Folha de S. Paulo
Marqueteiros habilidosos não têm
dificuldades para contrabandear coisas para nossos cérebros
Como o cérebro pensa? Para o linguista
George Lakoff, ele o faz através de metáforas ou "frames"
(enquadramentos). Podemos chamar um grupo armado que lute por uma causa de
"terroristas" ou de "guerreiros da liberdade" —e isso faz
toda a diferença. É que neurônios que disparam juntos acabam se ligando em rede
e, quando isso ocorre, sempre que um dos elementos é evocado, ele aciona o
outro.
Se chamo os combatentes de terroristas, eu os ligo indelevelmente aos sentimentos de medo e angústia deflagrados pelo neurônio do terror. Inversamente, se os descrevo como campeões da liberdade, pinto-os com as cores positivas associadas a essa ideia.
Marqueteiros habilidosos não têm
dificuldades para contrabandear coisas para nossos cérebros. Associar cigarro a
esportes radicais e cerveja a mulher bonita são dois exemplos clássicos. Mas o
jogo dos "frames" não serve só para manipular. Ele também pode ser
usado para nos fazer ver novas soluções para problemas velhos ou, ao menos,
para nos darmos conta de que muitas convicções se assentam em bases frágeis.
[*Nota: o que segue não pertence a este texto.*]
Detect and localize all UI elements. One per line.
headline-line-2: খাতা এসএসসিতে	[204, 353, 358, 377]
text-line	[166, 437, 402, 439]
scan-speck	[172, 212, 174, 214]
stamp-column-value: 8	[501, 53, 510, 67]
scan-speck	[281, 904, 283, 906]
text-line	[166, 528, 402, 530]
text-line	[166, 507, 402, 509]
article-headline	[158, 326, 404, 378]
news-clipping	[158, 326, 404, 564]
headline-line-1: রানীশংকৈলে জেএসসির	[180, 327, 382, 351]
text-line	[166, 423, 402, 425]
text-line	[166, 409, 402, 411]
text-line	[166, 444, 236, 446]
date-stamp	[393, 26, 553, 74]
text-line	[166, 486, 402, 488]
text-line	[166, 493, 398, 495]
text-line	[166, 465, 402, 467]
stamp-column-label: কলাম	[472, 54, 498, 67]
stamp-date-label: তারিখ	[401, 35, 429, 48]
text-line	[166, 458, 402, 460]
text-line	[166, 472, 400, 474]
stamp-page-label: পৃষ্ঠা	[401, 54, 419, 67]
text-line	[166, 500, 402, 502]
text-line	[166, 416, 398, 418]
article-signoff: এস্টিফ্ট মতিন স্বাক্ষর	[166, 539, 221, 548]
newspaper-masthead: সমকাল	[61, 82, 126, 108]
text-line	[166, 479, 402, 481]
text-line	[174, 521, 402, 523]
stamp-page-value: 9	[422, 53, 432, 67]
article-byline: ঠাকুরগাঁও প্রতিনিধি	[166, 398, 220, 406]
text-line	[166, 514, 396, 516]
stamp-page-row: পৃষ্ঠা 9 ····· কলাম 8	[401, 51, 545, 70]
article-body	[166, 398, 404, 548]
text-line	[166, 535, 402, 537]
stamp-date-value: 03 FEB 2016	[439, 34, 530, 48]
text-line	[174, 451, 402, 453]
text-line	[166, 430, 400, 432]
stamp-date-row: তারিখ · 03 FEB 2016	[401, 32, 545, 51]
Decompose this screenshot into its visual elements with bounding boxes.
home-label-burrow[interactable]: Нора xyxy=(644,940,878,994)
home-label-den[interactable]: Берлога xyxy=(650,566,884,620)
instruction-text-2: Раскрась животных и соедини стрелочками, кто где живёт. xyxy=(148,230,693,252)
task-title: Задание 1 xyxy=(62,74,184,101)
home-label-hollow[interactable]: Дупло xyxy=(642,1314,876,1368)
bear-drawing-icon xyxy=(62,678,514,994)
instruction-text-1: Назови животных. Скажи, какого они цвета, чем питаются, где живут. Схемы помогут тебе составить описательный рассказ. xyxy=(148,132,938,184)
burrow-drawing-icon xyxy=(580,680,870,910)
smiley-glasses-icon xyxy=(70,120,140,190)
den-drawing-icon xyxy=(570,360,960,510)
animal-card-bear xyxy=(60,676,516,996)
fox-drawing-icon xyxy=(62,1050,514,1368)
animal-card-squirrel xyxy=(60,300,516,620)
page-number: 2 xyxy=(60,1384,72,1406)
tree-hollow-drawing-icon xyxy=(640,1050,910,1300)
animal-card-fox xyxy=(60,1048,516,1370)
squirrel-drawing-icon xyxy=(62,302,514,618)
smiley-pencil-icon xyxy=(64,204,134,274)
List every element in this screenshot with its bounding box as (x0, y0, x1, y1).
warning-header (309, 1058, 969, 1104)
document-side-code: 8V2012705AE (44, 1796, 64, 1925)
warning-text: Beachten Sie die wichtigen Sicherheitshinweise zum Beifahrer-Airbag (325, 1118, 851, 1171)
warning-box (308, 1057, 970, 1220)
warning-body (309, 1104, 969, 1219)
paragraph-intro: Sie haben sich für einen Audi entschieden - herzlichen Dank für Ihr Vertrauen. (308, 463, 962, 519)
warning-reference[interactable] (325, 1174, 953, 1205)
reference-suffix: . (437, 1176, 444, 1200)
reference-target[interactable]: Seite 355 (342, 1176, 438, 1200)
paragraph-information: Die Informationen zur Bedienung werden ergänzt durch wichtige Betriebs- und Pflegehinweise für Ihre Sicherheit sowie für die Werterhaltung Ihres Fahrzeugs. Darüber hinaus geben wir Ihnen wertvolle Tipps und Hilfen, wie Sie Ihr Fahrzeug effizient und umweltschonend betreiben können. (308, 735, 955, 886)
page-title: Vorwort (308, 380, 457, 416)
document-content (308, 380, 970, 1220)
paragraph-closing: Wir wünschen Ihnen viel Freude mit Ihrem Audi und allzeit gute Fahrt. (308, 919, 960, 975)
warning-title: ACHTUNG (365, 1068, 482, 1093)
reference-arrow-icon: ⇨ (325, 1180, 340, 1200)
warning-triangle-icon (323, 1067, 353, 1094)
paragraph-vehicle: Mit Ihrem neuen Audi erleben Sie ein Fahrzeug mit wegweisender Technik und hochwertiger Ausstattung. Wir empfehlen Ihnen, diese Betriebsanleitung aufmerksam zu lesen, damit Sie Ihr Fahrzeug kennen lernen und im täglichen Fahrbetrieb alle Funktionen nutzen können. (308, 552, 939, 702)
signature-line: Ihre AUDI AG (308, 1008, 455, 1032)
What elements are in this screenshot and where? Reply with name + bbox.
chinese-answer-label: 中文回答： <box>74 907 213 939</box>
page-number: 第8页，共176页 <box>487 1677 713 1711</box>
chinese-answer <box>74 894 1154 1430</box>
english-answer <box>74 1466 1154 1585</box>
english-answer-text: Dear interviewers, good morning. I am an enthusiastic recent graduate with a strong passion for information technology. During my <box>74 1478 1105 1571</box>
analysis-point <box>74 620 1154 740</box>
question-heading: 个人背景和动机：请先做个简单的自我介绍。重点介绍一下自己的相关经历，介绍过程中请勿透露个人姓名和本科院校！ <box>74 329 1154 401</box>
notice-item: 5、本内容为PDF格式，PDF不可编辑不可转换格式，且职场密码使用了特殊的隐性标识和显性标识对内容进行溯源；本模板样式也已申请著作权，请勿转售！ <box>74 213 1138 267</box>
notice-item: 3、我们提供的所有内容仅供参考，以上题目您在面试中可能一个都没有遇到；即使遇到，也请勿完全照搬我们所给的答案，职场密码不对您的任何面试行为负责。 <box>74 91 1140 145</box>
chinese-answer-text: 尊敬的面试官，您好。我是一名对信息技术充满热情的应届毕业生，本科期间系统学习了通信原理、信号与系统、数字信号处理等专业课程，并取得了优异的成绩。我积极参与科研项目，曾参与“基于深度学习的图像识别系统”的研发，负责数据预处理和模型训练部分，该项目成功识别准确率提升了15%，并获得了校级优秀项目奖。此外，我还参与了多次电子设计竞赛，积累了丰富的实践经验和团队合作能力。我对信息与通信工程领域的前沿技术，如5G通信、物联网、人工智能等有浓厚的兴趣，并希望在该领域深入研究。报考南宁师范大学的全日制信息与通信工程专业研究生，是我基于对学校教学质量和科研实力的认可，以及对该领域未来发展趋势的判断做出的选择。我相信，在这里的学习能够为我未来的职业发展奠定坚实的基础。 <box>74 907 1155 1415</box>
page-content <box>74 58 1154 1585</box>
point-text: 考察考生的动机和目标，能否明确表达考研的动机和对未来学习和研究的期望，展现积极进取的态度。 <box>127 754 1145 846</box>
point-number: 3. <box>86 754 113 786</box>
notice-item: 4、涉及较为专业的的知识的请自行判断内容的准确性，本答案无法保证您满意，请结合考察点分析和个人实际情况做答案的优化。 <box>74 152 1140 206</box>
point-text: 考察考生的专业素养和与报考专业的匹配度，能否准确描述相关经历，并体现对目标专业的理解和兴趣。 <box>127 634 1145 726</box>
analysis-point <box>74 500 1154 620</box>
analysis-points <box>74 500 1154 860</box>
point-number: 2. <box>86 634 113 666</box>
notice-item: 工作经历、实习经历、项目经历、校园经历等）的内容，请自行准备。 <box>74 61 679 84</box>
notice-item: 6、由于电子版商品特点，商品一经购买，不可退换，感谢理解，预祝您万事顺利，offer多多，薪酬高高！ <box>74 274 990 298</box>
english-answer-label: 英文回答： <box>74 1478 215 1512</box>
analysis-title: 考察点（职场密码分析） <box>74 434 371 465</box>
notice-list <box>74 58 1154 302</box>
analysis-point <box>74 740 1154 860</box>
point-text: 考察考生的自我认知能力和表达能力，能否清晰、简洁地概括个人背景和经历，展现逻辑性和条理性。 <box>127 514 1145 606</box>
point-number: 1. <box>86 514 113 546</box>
Um bom exemplo é o da prisão após a decisão
de segunda instância. Se a enquadrarmos como um debate essencialista sobre
direitos, produzimos uma acalorada disputa sobre presunção de inocência,
trânsito em julgado e cláusulas pétreas. Mas há outros modos de abordar o
problema. Podemos, como propôs o ex-ministro do STF Cezar Peluso, vê-lo como
uma discussão sobre detalhes do sistema recursal brasileiro.
Se alterarmos os artigos 102 e 105 da
Constituição, fazendo com que os recursos extraordinário e especial deixem de
ser recursos e se tornem ações revisionais, todas as decisões de segunda
instância da Justiça em todos os ramos se tornam transitadas em julgado,
conservando-se a possibilidade de revisão pelas cortes superiores.
O problema segue existindo, mas ganha uma
dimensão menos emocional, que permite tratamento mais técnico.